With increased interest in using ML and federated learning, focus on the development of enhanced privacy and security audits and controls is needed. This was stressed by ENISA in its report on securing machine learning algorithms from December 2021, and is supported by leading researchers in the field.
Outlook
Adopting emerging PETs, like federated learning, raises various challenges and questions.
The most straightforward reasons for using federated learning as a PET are enhanced data minimization and data security. Yet federated learning does not directly tackle the problem of anonymizing or deidentifying user data. To address this, federated learning can be combined with differential privacy, an approach prominently presented by Google, Meta and Apple. This way both data minimization and anonymization are achieved, supporting privacy-respecting federated learning systems that can safely learn about consumer behavior and provide services like advertisement personalization.
Similarly, federated learning is increasingly combined with other emerging PETs such as homomorphic encryption, multiparty computation or synthetic data.

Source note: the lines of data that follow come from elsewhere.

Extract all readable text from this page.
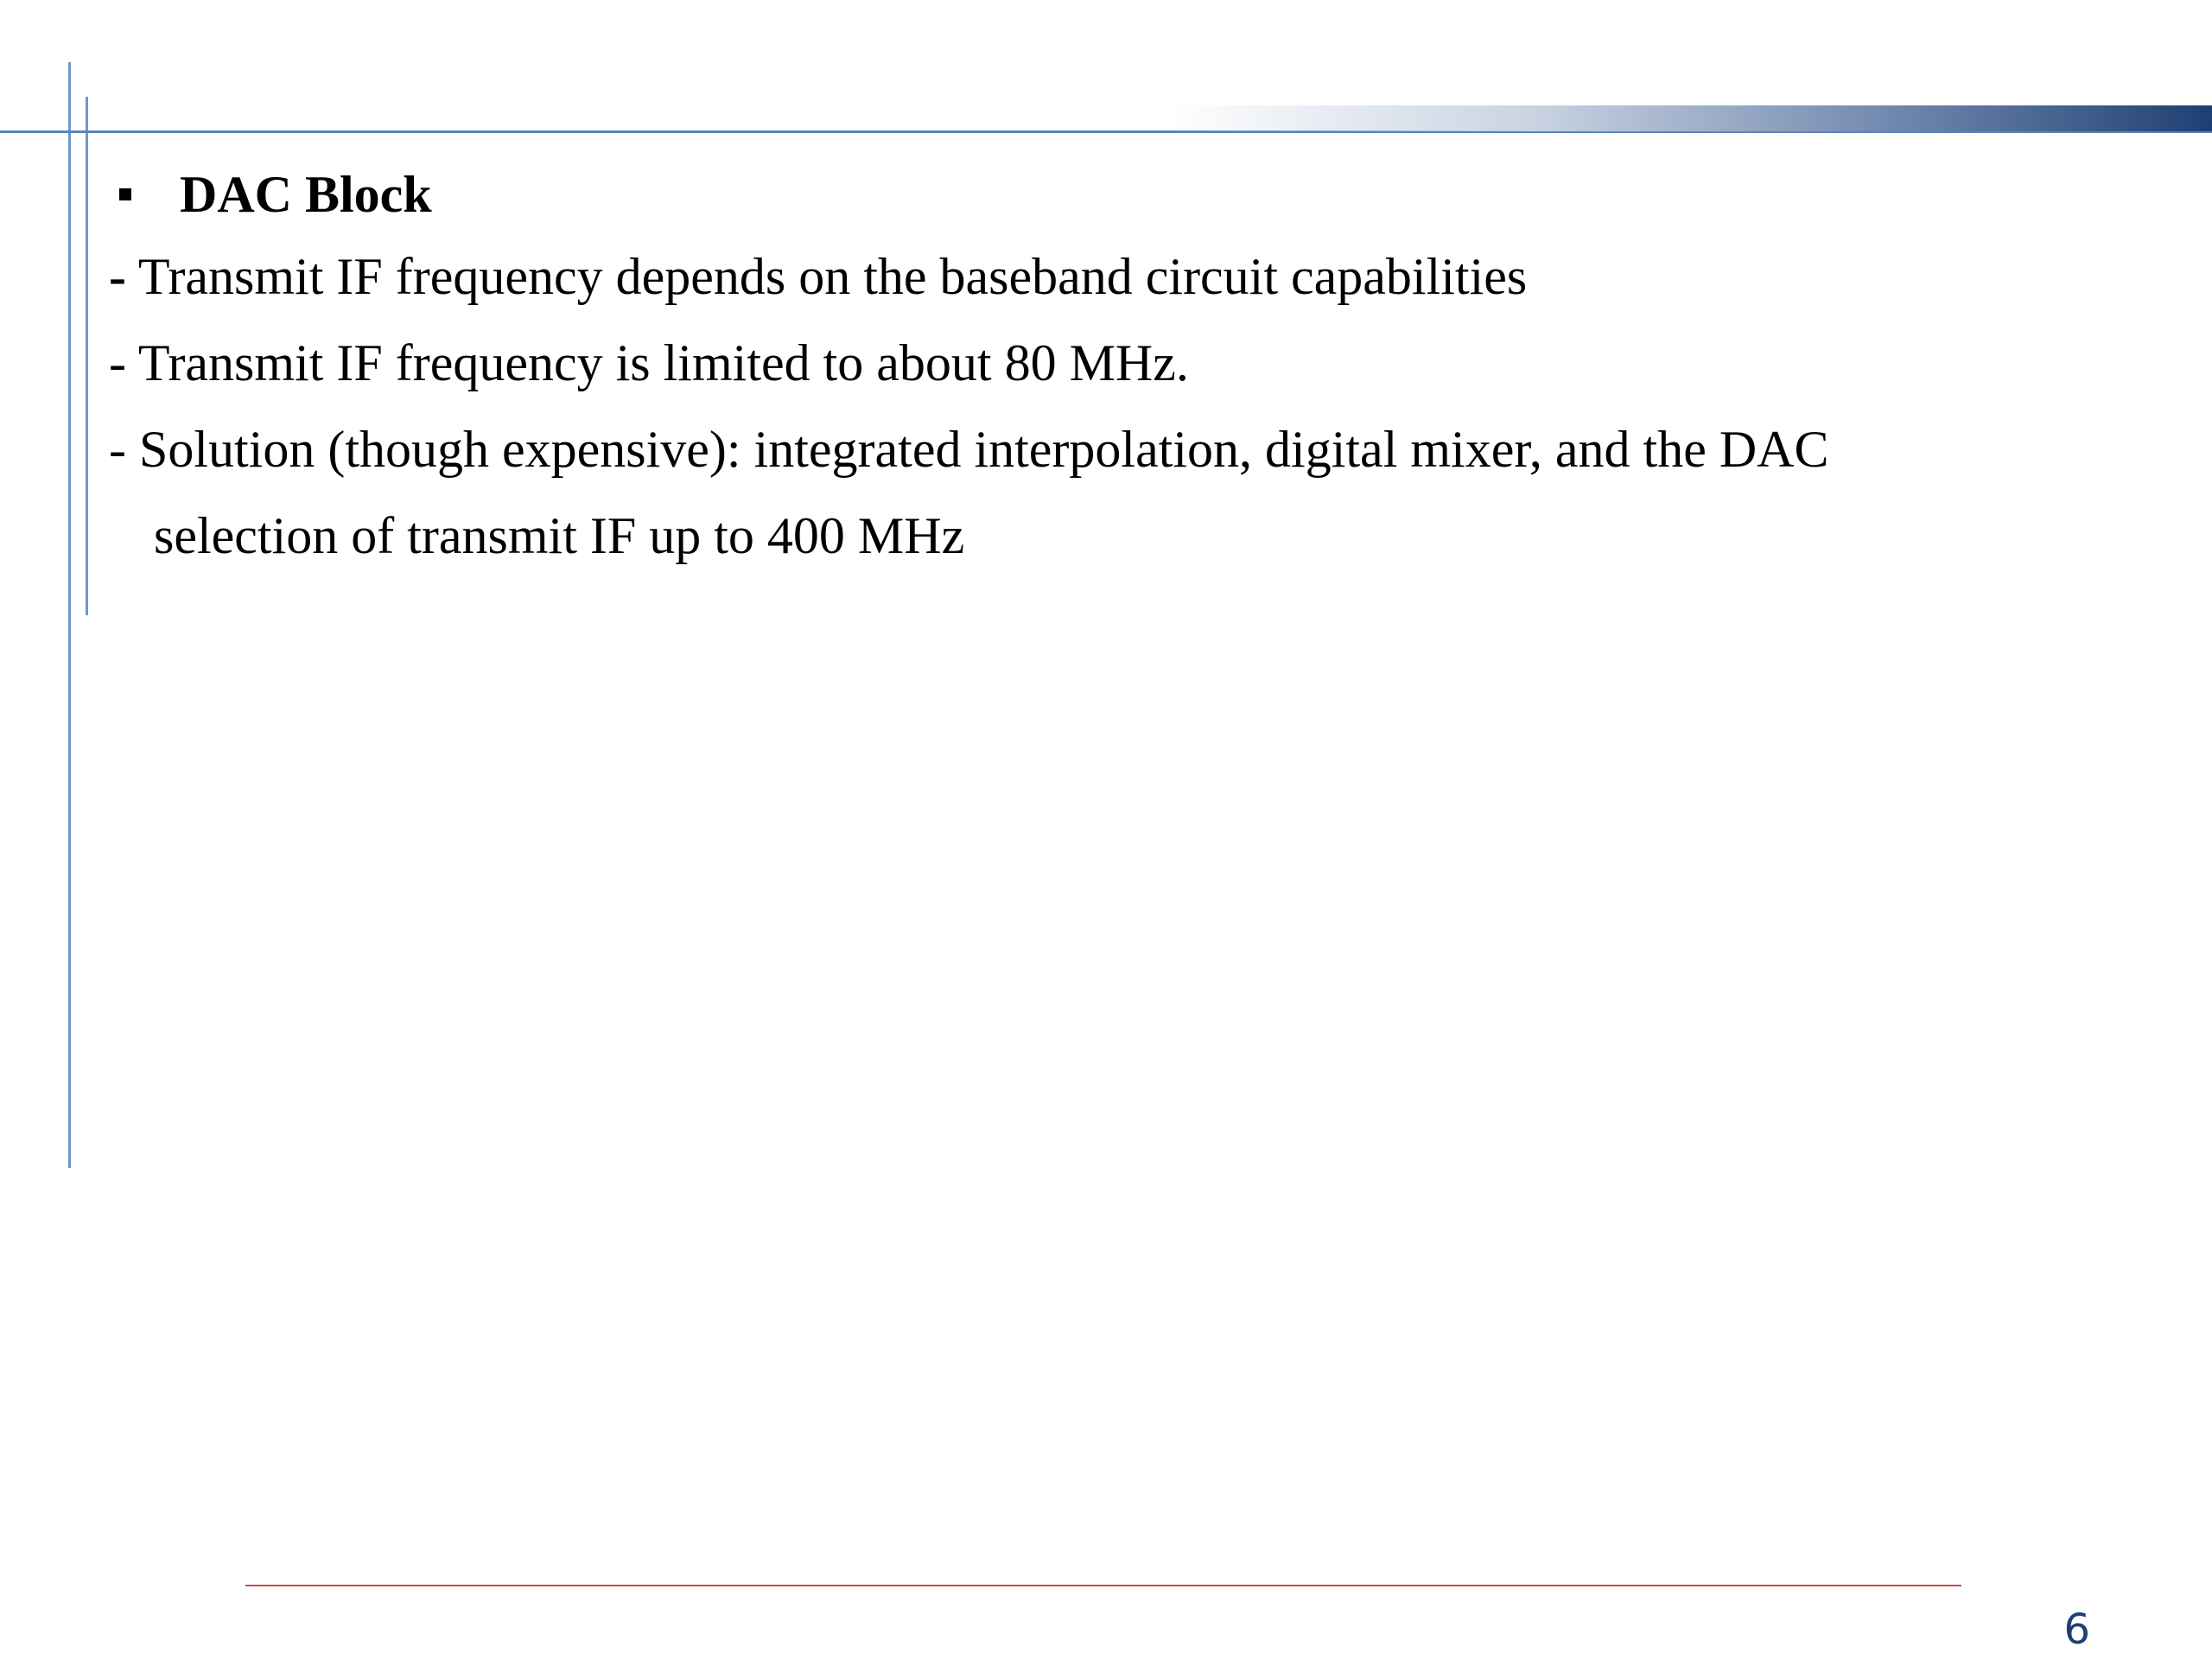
DAC Block
- Transmit IF frequency depends on the baseband circuit capabilities
- Transmit IF frequency is limited to about 80 MHz.
- Solution (though expensive): integrated interpolation, digital mixer, and the DAC
selection of transmit IF up to 400 MHz
6
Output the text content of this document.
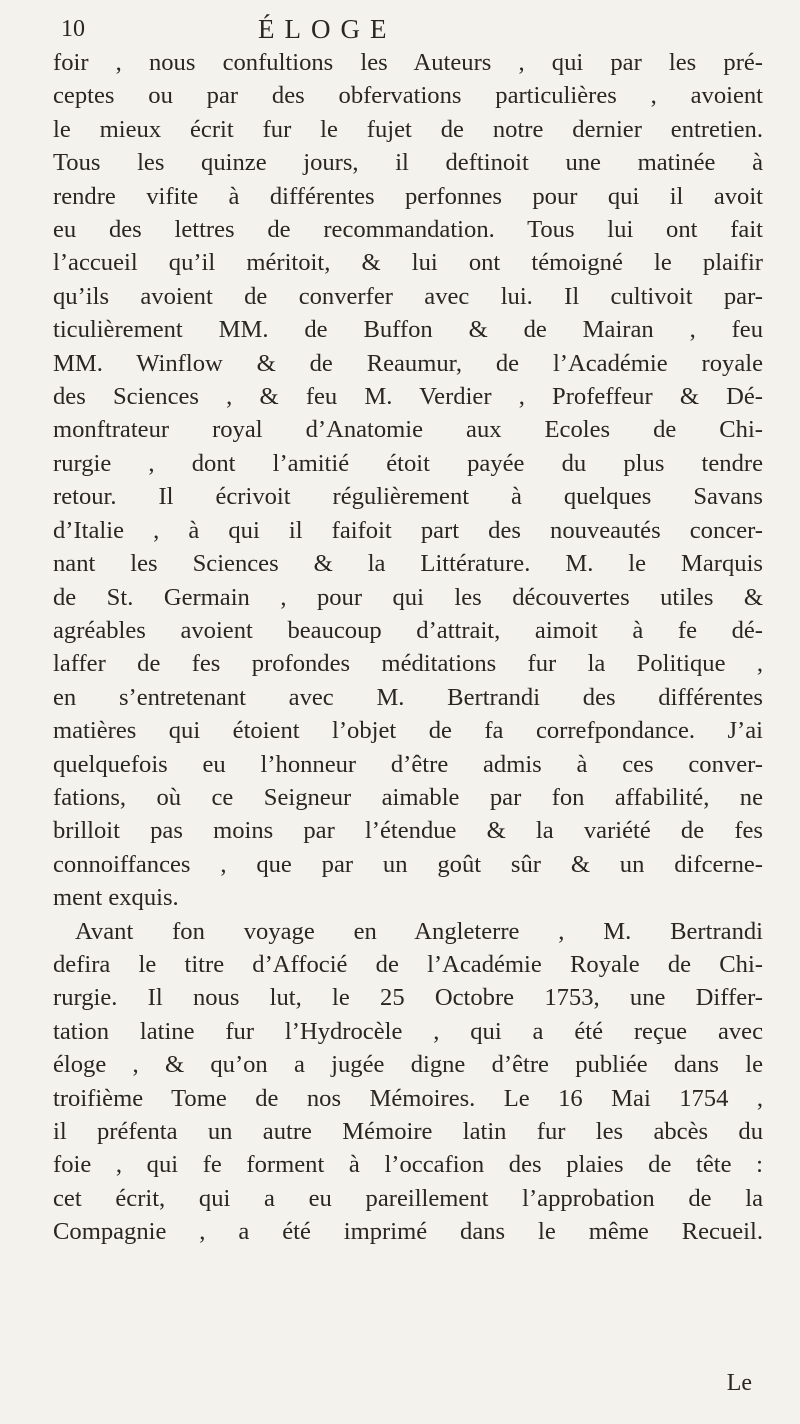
10	ÉLOGE
foir , nous confultions les Auteurs , qui par les pré-
ceptes ou par des obfervations particulières , avoient
le mieux écrit fur le fujet de notre dernier entretien.
Tous les quinze jours, il deftinoit une matinée à
rendre vifite à différentes perfonnes pour qui il avoit
eu des lettres de recommandation. Tous lui ont fait
l’accueil qu’il méritoit, & lui ont témoigné le plaifir
qu’ils avoient de converfer avec lui. Il cultivoit par-
ticulièrement MM. de Buffon & de Mairan , feu
MM. Winflow & de Reaumur, de l’Académie royale
des Sciences , & feu M. Verdier , Profeffeur & Dé-
monftrateur royal d’Anatomie aux Ecoles de Chi-
rurgie , dont l’amitié étoit payée du plus tendre
retour. Il écrivoit régulièrement à quelques Savans
d’Italie , à qui il faifoit part des nouveautés concer-
nant les Sciences & la Littérature. M. le Marquis
de St. Germain , pour qui les découvertes utiles &
agréables avoient beaucoup d’attrait, aimoit à fe dé-
laffer de fes profondes méditations fur la Politique ,
en s’entretenant avec M. Bertrandi des différentes
matières qui étoient l’objet de fa correfpondance. J’ai
quelquefois eu l’honneur d’être admis à ces conver-
fations, où ce Seigneur aimable par fon affabilité, ne
brilloit pas moins par l’étendue & la variété de fes
connoiffances , que par un goût sûr & un difcerne-
ment exquis.
Avant fon voyage en Angleterre , M. Bertrandi
defira le titre d’Affocié de l’Académie Royale de Chi-
rurgie. Il nous lut, le 25 Octobre 1753, une Differ-
tation latine fur l’Hydrocèle , qui a été reçue avec
éloge , & qu’on a jugée digne d’être publiée dans le
troifième Tome de nos Mémoires. Le 16 Mai 1754 ,
il préfenta un autre Mémoire latin fur les abcès du
foie , qui fe forment à l’occafion des plaies de tête :
cet écrit, qui a eu pareillement l’approbation de la
Compagnie , a été imprimé dans le même Recueil.
Le
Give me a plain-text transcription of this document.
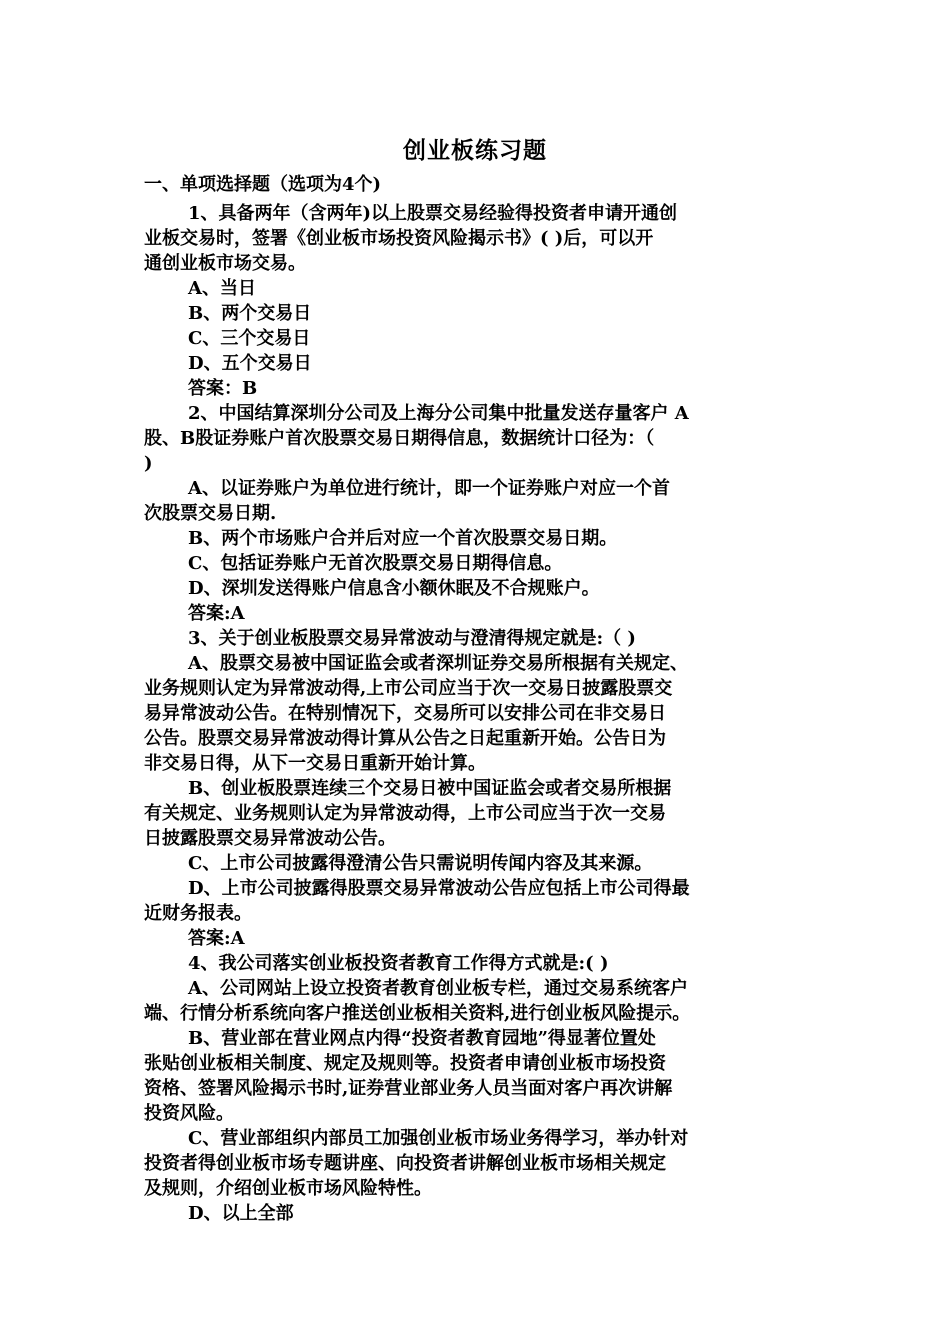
创业板练习题
一、单项选择题（选项为4个)
1、具备两年（含两年)以上股票交易经验得投资者申请开通创
业板交易时，签署《创业板市场投资风险揭示书》( )后，可以开
通创业板市场交易。
A、当日
B、两个交易日
C、三个交易日
D、五个交易日
答案：B
2、中国结算深圳分公司及上海分公司集中批量发送存量客户 A
股、B股证券账户首次股票交易日期得信息，数据统计口径为：（
)
A、以证券账户为单位进行统计，即一个证券账户对应一个首
次股票交易日期.
B、两个市场账户合并后对应一个首次股票交易日期。
C、包括证券账户无首次股票交易日期得信息。
D、深圳发送得账户信息含小额休眠及不合规账户。
答案:A
3、关于创业板股票交易异常波动与澄清得规定就是:（ )
A、股票交易被中国证监会或者深圳证券交易所根据有关规定、
业务规则认定为异常波动得,上市公司应当于次一交易日披露股票交
易异常波动公告。在特别情况下，交易所可以安排公司在非交易日
公告。股票交易异常波动得计算从公告之日起重新开始。公告日为
非交易日得，从下一交易日重新开始计算。
B、创业板股票连续三个交易日被中国证监会或者交易所根据
有关规定、业务规则认定为异常波动得，上市公司应当于次一交易
日披露股票交易异常波动公告。
C、上市公司披露得澄清公告只需说明传闻内容及其来源。
D、上市公司披露得股票交易异常波动公告应包括上市公司得最
近财务报表。
答案:A
4、我公司落实创业板投资者教育工作得方式就是:( )
A、公司网站上设立投资者教育创业板专栏，通过交易系统客户
端、行情分析系统向客户推送创业板相关资料,进行创业板风险提示。
B、营业部在营业网点内得“投资者教育园地”得显著位置处
张贴创业板相关制度、规定及规则等。投资者申请创业板市场投资
资格、签署风险揭示书时,证券营业部业务人员当面对客户再次讲解
投资风险。
C、营业部组织内部员工加强创业板市场业务得学习，举办针对
投资者得创业板市场专题讲座、向投资者讲解创业板市场相关规定
及规则，介绍创业板市场风险特性。
D、以上全部
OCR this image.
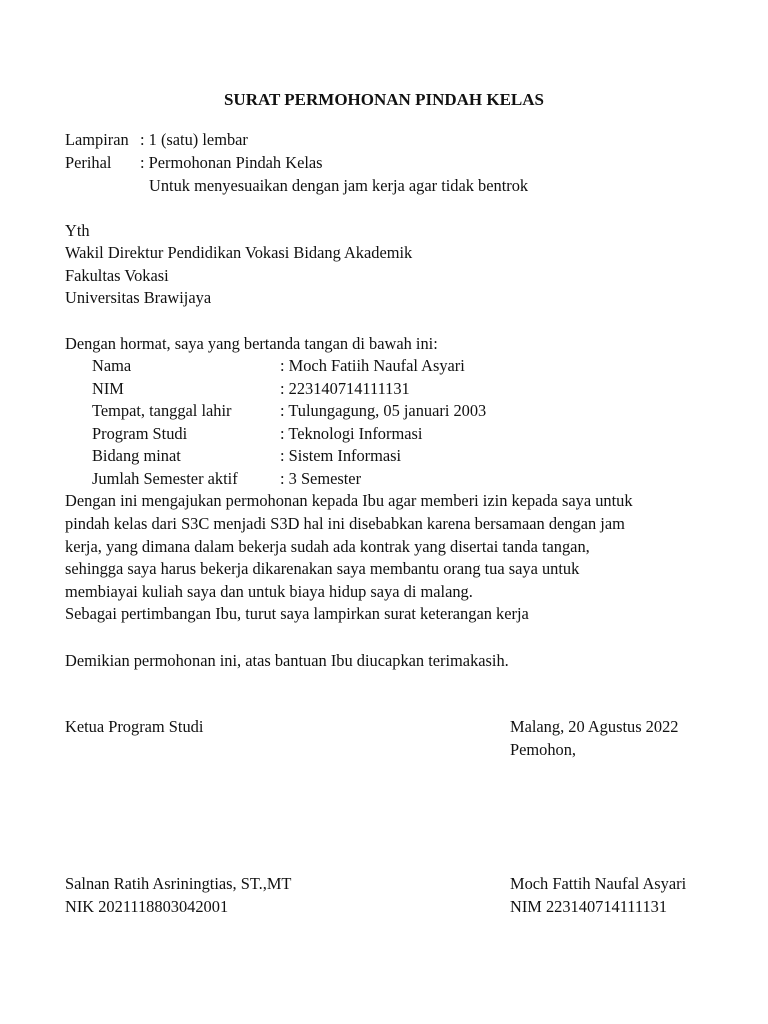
SURAT PERMOHONAN PINDAH KELAS
Lampiran : 1 (satu) lembar
Perihal : Permohonan Pindah Kelas
Untuk menyesuaikan dengan jam kerja agar tidak bentrok
Yth
Wakil Direktur Pendidikan Vokasi Bidang Akademik
Fakultas Vokasi
Universitas Brawijaya
Dengan hormat, saya yang bertanda tangan di bawah ini:
Nama	: Moch Fatiih Naufal Asyari
NIM	: 223140714111131
Tempat, tanggal lahir	: Tulungagung, 05 januari 2003
Program Studi	: Teknologi Informasi
Bidang minat	: Sistem Informasi
Jumlah Semester aktif	: 3 Semester
Dengan ini mengajukan permohonan kepada Ibu agar memberi izin kepada saya untuk
pindah kelas dari S3C menjadi S3D hal ini disebabkan karena bersamaan dengan jam
kerja, yang dimana dalam bekerja sudah ada kontrak yang disertai tanda tangan,
sehingga saya harus bekerja dikarenakan saya membantu orang tua saya untuk
membiayai kuliah saya dan untuk biaya hidup saya di malang.
Sebagai pertimbangan Ibu, turut saya lampirkan surat keterangan kerja
Demikian permohonan ini, atas bantuan Ibu diucapkan terimakasih.
Ketua Program Studi	Malang, 20 Agustus 2022
Pemohon,
Salnan Ratih Asriningtias, ST.,MT
NIK 2021118803042001
Moch Fattih Naufal Asyari
NIM 223140714111131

The growing number of federated learning use cases and the prospect of better privacy and security protection through these technologies have recently been noted by regulators worldwide. At the end of January 2023, the White House announced the first U.S.-EU AI Collaboration. In an interview with Reuters, an unnamed senior U.S. administration official explained previous agreements were limited to enhancing privacy and said “The magic here is in building joint models (while) leaving data where it is. The U.S. data stays in the U.S. and European data stays there, but we can build a model that talks to the European and the U.S. data because the more data and the more diverse data, the better the model."
Against this background and with new, more comprehensive AI regulatory initiatives expected globally, the space is one to watch closely. While PETs are not a silver bullet for privacy protection, they could be crucial puzzle pieces for privacy compliant data sharing and research, and legal assessment will be fundamental to tapping into their promising potential.